L'histoire :
Turin, 1911. L’écrivain Emilio Salgari vieillit et il est las de tout. Sa femme Ida est internée dans un hôpital psychiatrique. Cette terrible nouvelle finit d’achever le pauvre homme qui vivait déjà dans la solitude et la misère. Il se souvient avec nostalgie de son passé et de ses débuts. Dès son plus jeune âge, il est attiré par l’aventure. En 1872, il se crée un petit bateau de fortune et part seul naviguer sur la rivière. L’aventure tourne court quand son fragile esquif est brisé par un rocher. C’est décidé : Emilio vivra l’aventure, mais à travers ses livres et son imagination ! Plus tard, alors qu’il est journaliste, Emilio se dispute violemment avec Biasioli, un concurrent qui l’humilie en public en révélant à tous qu’Emilio n’a jamais été capitaine et qu’il s’est créé un personnage imaginaire. Les deux hommes se battent durement et se défient dans un duel à l’épée. Le combat tourne rapidement en faveur d’Emilio, qui finit par blesser son rival. En 1897, Emilio apprend une magnifique nouvelle : il est nommé chevalier Grand-Croix et connaît la gloire. Pourtant, il va vite déchanter, poursuivi par ses écarts financiers…

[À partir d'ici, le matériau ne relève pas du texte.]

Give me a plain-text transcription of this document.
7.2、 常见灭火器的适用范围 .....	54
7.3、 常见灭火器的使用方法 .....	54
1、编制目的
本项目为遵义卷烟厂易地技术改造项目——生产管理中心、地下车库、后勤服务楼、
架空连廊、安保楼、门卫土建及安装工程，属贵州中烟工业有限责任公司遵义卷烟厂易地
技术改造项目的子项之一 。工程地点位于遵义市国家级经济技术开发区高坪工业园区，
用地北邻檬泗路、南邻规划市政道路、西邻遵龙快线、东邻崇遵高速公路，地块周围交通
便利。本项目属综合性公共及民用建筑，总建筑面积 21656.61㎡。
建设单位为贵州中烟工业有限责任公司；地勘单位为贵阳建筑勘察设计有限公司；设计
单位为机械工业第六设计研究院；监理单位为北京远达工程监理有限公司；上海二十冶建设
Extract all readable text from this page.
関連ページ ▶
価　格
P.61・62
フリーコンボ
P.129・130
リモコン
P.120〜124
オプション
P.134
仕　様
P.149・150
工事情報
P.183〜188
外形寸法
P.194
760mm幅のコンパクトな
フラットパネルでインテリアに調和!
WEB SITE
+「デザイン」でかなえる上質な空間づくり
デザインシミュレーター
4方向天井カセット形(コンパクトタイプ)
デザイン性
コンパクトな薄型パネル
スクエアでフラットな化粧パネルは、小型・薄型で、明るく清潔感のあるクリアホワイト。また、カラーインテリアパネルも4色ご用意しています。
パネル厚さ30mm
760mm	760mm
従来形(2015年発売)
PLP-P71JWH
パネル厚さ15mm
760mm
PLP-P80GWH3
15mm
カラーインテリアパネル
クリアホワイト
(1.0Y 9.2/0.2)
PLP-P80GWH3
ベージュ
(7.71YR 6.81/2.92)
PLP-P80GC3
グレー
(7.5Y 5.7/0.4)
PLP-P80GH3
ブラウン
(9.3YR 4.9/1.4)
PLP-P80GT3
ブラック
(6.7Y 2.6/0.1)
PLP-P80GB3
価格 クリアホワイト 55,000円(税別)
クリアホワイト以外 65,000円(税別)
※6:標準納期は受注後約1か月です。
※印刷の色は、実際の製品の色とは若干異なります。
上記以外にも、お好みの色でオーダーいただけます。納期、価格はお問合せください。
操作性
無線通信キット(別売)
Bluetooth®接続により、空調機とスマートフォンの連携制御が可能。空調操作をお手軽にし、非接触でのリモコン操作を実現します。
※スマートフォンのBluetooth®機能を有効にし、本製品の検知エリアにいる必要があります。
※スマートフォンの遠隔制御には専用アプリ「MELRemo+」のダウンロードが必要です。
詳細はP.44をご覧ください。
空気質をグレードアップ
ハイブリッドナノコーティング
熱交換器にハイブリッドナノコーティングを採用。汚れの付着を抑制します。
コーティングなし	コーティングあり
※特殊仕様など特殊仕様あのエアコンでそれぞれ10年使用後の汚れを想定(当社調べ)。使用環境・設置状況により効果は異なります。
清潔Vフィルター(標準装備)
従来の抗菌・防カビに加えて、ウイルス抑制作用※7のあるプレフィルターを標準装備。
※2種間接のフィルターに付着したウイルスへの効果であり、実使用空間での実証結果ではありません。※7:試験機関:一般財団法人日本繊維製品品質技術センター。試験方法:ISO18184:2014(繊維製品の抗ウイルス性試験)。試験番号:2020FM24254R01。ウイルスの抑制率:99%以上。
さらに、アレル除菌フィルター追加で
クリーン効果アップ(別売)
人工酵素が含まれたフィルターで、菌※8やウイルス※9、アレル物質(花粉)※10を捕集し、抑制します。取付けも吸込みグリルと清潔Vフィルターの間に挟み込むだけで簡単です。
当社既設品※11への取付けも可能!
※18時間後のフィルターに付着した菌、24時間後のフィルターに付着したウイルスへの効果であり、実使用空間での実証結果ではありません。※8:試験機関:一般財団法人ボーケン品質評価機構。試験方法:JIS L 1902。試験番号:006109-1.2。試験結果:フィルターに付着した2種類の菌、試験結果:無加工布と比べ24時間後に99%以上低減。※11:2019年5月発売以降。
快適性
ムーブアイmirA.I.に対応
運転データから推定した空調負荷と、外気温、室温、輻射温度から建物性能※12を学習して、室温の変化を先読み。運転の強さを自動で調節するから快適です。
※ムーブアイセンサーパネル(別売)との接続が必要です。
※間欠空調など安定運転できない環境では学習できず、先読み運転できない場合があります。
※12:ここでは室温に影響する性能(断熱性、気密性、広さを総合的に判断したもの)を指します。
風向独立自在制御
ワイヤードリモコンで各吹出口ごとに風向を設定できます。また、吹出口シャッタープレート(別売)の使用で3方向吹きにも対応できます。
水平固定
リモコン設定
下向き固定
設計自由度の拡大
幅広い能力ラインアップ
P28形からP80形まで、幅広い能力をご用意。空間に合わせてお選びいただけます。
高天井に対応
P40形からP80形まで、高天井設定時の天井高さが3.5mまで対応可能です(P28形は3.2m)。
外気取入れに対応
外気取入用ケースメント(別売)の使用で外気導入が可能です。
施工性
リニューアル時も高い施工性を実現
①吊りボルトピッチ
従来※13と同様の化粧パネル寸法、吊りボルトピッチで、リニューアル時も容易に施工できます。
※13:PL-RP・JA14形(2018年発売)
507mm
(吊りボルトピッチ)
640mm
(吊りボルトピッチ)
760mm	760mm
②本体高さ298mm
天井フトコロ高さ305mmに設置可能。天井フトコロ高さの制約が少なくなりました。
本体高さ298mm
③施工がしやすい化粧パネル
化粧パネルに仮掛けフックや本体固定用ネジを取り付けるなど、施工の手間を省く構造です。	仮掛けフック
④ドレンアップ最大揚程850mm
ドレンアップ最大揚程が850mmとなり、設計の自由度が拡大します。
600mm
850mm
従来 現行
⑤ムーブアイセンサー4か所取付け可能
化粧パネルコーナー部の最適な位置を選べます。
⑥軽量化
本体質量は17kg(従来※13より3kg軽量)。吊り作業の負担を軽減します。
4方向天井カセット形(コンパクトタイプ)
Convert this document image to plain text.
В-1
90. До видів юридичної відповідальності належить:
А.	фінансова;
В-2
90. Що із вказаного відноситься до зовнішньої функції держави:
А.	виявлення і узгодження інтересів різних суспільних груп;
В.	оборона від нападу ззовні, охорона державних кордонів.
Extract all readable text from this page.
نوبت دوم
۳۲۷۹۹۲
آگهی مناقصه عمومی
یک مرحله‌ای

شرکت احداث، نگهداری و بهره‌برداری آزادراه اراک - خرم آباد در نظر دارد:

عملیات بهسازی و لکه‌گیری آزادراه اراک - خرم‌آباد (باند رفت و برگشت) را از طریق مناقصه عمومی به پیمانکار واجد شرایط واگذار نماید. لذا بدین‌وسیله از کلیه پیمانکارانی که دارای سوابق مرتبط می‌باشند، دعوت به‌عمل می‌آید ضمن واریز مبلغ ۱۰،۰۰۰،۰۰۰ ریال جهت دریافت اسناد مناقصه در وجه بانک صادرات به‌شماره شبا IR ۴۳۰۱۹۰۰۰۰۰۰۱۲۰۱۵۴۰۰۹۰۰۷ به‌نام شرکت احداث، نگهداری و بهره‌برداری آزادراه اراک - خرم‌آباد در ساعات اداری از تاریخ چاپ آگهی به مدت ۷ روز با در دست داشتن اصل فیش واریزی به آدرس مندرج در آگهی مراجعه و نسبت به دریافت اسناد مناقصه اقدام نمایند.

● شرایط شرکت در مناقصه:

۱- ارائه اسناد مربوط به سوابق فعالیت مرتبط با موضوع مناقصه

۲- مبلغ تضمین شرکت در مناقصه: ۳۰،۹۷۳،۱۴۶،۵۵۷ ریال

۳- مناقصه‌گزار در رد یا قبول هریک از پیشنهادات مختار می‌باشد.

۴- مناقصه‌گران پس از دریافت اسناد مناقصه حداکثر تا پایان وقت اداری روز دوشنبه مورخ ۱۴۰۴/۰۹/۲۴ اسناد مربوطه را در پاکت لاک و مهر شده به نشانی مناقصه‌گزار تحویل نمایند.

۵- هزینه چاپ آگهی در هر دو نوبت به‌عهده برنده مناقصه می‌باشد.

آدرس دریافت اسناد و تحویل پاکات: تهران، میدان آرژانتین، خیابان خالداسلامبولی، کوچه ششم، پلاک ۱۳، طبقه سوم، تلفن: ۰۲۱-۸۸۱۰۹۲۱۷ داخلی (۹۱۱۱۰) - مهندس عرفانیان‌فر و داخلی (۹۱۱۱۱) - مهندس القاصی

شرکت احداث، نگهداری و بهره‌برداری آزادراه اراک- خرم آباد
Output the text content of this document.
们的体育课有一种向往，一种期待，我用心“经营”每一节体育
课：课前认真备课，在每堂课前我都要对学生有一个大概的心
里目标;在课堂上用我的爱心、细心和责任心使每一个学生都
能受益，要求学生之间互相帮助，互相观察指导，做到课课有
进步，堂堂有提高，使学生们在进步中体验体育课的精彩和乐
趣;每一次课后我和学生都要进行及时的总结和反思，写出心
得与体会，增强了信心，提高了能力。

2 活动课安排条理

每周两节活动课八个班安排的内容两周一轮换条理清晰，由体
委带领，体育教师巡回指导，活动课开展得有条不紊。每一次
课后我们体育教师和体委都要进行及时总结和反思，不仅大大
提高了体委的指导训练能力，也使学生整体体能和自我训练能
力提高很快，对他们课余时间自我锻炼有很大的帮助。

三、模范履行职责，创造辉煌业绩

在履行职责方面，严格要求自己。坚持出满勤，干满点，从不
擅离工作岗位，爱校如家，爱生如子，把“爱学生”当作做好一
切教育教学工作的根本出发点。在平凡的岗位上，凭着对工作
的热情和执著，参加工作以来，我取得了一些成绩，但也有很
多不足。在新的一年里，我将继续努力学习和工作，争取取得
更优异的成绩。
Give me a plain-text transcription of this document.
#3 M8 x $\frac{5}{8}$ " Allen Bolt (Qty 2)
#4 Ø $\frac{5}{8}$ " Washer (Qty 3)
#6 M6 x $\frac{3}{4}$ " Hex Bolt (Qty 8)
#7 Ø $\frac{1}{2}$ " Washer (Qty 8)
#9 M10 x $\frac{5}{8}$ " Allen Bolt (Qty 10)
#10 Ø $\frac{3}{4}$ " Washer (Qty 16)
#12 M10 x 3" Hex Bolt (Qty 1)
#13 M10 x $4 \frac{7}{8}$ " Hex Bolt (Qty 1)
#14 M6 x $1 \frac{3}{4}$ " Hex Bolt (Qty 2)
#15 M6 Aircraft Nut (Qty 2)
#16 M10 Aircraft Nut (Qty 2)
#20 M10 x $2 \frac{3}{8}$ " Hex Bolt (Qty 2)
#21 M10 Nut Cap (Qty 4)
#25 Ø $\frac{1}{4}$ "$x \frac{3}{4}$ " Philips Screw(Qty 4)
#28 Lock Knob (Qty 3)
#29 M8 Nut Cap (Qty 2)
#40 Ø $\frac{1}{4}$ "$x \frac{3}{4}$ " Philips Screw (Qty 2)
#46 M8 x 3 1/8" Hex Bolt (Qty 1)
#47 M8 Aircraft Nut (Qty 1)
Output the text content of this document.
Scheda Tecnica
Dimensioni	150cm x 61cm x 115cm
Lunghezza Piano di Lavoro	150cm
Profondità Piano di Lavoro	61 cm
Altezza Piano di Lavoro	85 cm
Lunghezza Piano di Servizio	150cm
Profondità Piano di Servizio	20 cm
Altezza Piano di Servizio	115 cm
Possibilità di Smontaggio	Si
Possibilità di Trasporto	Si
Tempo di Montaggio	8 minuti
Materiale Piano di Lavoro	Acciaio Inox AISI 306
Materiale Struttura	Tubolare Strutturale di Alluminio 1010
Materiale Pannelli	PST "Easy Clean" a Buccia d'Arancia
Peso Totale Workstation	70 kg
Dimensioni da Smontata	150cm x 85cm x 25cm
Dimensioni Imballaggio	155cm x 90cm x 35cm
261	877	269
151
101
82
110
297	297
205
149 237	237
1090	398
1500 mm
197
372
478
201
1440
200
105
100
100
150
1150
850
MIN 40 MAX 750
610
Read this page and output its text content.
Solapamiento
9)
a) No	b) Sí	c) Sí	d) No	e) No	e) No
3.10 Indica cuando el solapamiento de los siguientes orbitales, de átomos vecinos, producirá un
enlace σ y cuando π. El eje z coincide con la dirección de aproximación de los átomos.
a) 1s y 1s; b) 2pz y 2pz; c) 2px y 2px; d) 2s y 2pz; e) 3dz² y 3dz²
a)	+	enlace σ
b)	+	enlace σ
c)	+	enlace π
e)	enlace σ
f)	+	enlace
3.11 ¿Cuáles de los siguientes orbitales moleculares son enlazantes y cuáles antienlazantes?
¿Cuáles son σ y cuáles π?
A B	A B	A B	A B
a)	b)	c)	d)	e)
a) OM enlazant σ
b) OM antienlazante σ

Ce qu'on en pense sur la planète BD :
Emilio Salgari était un écrivain italien du début du XXème siècle. Très populaire en Italie, il se fit connaître pour ses romans d’aventure exotiques en Orient avec son personnage Sandokan, le tigre de Bornéo. Delcourt propose une biographie assez complète de cet homme atypique, sous la direction d’un autre Italien, Paolo Bacilieri. En effet, l’écrivain était un cabotin qui se faisait appeler « capitaine »… mais qui ne bougeait jamais de sa chaise, de laquelle il s’évadait dans ses livres. De plus, malgré la gloire et le succès, il vivait dans le dénuement et la difficulté, en raison de contrats iniques avec ses employeurs. Bacilieri choisit de montrer la vie de cet auteur à rebours. On suit les derniers jours tragiques de l’écrivain avant de revenir sur certains évènements importants de sa vie et de sa carrière. Ainsi, l’album est divisé en parties plus ou moins courtes, qui sont autant de flashbacks, le tout nous rapprochant de la fin de vie de Salgari. Ces retours en arrière renforcent le côté dramatique de la chute du personnage, comme si le vieillard faisait un triste bilan sur ce qu’il a vécu. Mêlant fiction et réalité, Bacilieri cite régulièrement des extraits des romans d’Emilio, alors que l’action se passe dans un Turin pauvre et vétuste. Il y a également beaucoup de silence et la narration n’est pas toujours facile quand on ne connaît pas la vie de l’auteur. Bacilieri joue en effet sur son dessin pour transporter le lecteur et certaines séquences sont de véritables romans graphiques. Avec son goût pour les paysages, Bacilieri s’attarde sur chaque détail : un clocher, un mât de bateau ou encore un chat sur une terrasse. A partir d’un trait précis et hachuré, on goûte à la réalité d’une Italie authentique et sauvage. Le lieu est le reflet de la vie d’un homme simple et modeste, bien loin du succès ou des aventures incroyables qu’il décrivait. L’ensemble est donc assez austère et peu accessible, mais il rend un hommage touchant et juste à un écrivain que la postérité a oublié, au profit de Rudyard Kipling (cité d’ailleurs dans la bande dessinée).